Frauen für die Kommunalpolitik gewinnen
Eine Podiumsdiskussion beschäftigte sich mit der Frage, warum Frauen auf kommunaler Ebene unterrepräsentiert sind und wie die Kommunalpolitik weiblicher werden kann. Nur in 15 Gemeinden in ganz Österreich gibt es eine weibliche Doppelspitze (Bürgermeisterin und Stellvertreterin). Zum Vergleich: 1.430 Gemeinden in Österreich haben derzeit eine männliche Doppelspitze. „Auf eine Gemeinde mit einer weiblichen Doppelspitze kommen derzeit 95 Gemeinden mit einer männlichen Doppelspitze.
„Politik gestaltet die Gesellschaft“, erklärte Astrid Ebner-Zarl vom Foresight-Institut. „1999 lag der Frauenanteil an allen Bürgermeister:innen in Österreich bei knapp 2 Prozent, heute liegt er bei etwa 11 Prozent. Es gibt also im Zeitverlauf Bewegung, aber in sehr kleinen Schritten – das dominante Bild ist nach wie vor die ausgeprägte Unterrepräsentation von Frauen in der Kommunalpolitik, insbesondere an der Spitze. Geschlechterungleichheiten halten sich hartnäckig.“
Karin Baier, Bürgermeisterin von Schwechat, erklärte: „Die Frage, warum das Verhältnis von männlichen und weiblichen Personen in der Gemeindepolitik, insbesondere in Ausübung des Bürgermeisteramts immer noch ganz stark männerlastig ist, interessiert mich sowohl in meiner Funktion als Bürgermeisterin, als auch in meiner in Arbeit befindlichen Masterarbeit. Aktuell beschäftige ich mich intensiv mit dem Thema: Wo liegen die Unterschiede in der männlich oder weiblich geprägten Führungsarbeit und was hindert Frauen daran, sich politisch zu engagieren?“ Sie könne nur jede Frau ermutigen, sich zu trauen, so der Appell von Baier.

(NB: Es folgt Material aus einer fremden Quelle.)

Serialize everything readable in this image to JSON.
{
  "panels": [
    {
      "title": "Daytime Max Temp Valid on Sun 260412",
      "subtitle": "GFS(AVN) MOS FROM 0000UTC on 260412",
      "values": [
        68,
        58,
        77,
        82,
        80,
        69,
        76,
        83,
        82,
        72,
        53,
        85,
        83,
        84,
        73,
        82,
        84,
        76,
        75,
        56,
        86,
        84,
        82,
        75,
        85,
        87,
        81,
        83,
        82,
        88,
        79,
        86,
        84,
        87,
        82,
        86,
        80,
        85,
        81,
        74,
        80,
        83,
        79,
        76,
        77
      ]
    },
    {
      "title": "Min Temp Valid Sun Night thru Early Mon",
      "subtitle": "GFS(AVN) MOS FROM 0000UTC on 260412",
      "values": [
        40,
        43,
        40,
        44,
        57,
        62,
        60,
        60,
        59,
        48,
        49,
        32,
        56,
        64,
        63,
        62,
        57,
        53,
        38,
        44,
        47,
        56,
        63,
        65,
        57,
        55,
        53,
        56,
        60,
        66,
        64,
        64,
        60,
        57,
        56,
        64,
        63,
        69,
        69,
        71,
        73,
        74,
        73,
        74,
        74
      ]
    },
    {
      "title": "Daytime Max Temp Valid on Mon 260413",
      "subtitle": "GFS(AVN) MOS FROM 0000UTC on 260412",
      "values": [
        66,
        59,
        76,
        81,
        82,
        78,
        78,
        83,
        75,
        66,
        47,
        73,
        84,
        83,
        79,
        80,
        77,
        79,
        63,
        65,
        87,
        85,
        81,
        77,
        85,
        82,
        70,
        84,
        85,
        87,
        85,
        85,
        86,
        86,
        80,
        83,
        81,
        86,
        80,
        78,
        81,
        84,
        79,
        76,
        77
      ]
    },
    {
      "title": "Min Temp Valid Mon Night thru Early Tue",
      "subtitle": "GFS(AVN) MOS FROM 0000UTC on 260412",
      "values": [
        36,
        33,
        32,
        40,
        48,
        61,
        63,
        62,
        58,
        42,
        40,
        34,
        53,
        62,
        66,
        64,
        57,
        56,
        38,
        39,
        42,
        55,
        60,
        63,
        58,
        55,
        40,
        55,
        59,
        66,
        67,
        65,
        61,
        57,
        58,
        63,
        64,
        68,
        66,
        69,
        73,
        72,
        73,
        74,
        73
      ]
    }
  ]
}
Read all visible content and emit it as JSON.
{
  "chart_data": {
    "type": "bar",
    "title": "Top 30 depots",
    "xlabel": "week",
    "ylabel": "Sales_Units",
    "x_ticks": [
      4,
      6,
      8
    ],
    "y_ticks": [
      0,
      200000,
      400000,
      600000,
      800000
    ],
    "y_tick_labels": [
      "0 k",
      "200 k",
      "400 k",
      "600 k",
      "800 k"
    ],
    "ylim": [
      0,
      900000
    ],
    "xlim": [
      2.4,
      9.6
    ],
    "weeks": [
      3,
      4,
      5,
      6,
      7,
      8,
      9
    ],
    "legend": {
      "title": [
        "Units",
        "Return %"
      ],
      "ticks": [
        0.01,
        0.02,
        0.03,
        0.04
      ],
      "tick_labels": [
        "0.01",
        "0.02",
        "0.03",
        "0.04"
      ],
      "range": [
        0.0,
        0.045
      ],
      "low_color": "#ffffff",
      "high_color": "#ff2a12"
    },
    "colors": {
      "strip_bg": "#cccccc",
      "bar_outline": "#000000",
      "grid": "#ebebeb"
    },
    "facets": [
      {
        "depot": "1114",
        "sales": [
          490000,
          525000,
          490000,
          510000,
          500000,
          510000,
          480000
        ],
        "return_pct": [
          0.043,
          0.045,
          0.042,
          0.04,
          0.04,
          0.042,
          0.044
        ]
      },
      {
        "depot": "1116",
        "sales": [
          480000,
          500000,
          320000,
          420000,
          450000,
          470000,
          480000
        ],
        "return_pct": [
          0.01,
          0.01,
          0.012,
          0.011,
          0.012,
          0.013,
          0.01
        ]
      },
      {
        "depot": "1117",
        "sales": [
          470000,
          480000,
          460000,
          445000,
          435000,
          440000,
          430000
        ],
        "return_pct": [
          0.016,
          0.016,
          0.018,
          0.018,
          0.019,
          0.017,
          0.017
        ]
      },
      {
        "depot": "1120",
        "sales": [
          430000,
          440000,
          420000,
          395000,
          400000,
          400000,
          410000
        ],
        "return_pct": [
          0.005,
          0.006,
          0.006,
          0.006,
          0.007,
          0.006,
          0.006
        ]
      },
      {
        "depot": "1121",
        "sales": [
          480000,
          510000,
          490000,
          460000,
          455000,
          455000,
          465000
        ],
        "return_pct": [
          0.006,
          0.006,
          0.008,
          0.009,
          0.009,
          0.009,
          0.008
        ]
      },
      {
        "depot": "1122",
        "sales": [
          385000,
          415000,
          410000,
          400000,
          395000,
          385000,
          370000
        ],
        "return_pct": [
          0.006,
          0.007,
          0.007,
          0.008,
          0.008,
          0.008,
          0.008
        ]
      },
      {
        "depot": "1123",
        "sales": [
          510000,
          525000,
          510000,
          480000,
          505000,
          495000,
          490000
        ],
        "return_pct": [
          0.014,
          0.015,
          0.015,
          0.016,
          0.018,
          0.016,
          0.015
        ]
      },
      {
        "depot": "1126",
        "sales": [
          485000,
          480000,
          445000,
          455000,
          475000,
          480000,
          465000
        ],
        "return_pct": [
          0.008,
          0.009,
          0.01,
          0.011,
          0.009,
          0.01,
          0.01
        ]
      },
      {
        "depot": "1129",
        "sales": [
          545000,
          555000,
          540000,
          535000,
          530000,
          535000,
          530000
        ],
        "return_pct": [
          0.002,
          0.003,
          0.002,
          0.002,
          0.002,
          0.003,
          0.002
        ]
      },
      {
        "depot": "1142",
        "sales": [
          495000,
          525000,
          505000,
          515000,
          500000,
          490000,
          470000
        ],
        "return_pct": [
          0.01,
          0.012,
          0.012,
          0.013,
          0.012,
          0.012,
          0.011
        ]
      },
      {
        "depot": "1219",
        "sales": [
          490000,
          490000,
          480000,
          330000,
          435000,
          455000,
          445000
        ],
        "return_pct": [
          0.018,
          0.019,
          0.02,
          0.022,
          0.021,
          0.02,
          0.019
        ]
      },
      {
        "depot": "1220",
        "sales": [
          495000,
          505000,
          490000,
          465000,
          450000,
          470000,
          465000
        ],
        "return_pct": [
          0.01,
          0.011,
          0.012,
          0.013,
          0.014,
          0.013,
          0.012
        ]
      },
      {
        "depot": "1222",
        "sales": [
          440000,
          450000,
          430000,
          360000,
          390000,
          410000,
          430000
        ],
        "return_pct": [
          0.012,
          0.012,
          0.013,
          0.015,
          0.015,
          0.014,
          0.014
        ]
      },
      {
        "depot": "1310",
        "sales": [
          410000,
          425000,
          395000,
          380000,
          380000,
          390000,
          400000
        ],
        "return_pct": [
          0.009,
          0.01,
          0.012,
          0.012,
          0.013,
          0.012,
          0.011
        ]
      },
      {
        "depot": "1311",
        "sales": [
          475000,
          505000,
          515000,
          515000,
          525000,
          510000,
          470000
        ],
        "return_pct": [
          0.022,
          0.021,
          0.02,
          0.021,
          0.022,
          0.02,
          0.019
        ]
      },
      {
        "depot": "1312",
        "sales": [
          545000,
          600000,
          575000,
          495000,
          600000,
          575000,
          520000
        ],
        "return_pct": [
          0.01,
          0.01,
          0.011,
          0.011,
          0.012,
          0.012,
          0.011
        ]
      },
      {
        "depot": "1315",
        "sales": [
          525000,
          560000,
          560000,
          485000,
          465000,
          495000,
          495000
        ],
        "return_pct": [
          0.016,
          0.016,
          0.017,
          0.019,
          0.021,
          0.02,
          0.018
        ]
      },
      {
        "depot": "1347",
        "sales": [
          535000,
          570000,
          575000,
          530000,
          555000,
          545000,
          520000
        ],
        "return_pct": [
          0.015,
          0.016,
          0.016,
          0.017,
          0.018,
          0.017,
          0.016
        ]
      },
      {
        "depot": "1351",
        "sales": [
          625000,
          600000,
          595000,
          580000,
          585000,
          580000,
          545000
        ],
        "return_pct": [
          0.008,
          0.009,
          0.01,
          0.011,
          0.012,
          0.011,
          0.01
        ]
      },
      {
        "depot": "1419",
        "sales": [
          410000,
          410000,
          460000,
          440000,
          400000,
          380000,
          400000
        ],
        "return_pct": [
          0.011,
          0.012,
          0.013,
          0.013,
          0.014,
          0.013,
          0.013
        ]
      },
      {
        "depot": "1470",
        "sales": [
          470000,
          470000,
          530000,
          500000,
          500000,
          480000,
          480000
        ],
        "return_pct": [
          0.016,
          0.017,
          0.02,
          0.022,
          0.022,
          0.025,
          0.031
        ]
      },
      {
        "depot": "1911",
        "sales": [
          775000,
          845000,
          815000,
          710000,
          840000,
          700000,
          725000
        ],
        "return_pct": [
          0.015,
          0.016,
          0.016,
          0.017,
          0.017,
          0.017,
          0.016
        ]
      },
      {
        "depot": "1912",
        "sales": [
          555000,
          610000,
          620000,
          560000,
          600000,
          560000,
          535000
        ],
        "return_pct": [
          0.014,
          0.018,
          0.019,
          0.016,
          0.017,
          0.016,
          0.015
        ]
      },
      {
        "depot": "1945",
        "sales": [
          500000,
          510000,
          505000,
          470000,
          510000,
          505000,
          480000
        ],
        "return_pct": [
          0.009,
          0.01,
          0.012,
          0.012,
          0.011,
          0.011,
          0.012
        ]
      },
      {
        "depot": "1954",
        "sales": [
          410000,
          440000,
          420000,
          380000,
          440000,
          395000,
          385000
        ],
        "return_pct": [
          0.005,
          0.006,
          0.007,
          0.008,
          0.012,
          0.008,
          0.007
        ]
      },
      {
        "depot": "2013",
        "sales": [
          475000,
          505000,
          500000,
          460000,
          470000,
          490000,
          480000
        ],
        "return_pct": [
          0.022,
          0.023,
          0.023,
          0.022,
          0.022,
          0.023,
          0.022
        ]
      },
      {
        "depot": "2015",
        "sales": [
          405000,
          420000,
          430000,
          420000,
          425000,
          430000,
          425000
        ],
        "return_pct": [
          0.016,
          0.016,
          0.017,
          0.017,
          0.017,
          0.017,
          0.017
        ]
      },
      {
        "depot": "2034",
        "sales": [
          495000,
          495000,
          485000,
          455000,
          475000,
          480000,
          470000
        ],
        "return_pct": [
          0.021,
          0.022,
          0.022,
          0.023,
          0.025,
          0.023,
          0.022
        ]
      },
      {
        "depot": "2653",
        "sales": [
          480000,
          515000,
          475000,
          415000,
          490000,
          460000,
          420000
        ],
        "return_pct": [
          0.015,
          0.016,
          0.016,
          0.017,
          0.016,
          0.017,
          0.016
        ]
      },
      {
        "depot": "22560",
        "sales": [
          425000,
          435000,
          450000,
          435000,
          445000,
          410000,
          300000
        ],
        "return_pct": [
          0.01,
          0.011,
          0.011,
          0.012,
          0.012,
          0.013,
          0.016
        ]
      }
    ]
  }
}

Martina Gabriel, Frauen- und Gleichstellungsbeauftragte des Landes Kärnten: „Frauen in der Kommunalpolitik sollten eine Selbstverständlichkeit sein – sind es aber nicht. Übergeordnete Ebenen wie Bund und Länder sind aufgefordert, Initiativen zu setzen und Haltung zu zeigen. Es muss uns ein Anliegen sein, Demokratie auch in der Politik abzubilden. Der Lehrgang ,Politische Bildung‘ des Landes Kärnten ist ein Baustein dazu.“ Männern werde oft mehr Kompetenz unterstellt. Bei Frauen werde oft die äußere Erscheinung in den Vordergrund gestellt statt das Inhaltliche. Zum Thema Quoten meinte Gabriel: „Wenn wir keine Frauenquote haben, haben wir immer eine Männerquote.“
Die frühere Bürgermeisterin von Dornbirn, Andrea Kaufmann, betonte: „Ich bin ein Fan von gemischten Gremien auf allen Ebenen. Frauen bringen Herz, Haltung und neue Perspektiven in die Politik. Wir können es uns in keinem Bereich leisten, auf das Potenzial von Frauen zu verzichten. In der Politik schon gar nicht.“
Mit Engagement und Willen komme man weiter, so Kaufmann. Es mache sie allerdings betroffen, dass ihre Töchter zum Teil mit denselben Herausforderungen zu kämpfen hätten wie sie. Besonders wichtig sei es, Netzwerke zu nutzen. Einig waren sich die Diskutantinnen darüber, dass Vorbilder für Mädchen und junge Frauen wichtig sind, um den Schritt in die Politik zu wagen. Außerdem brauche es mehr Vernetzung und Netzwerke von Frauen untereinander – um einander gegenseitig zu unterstützen.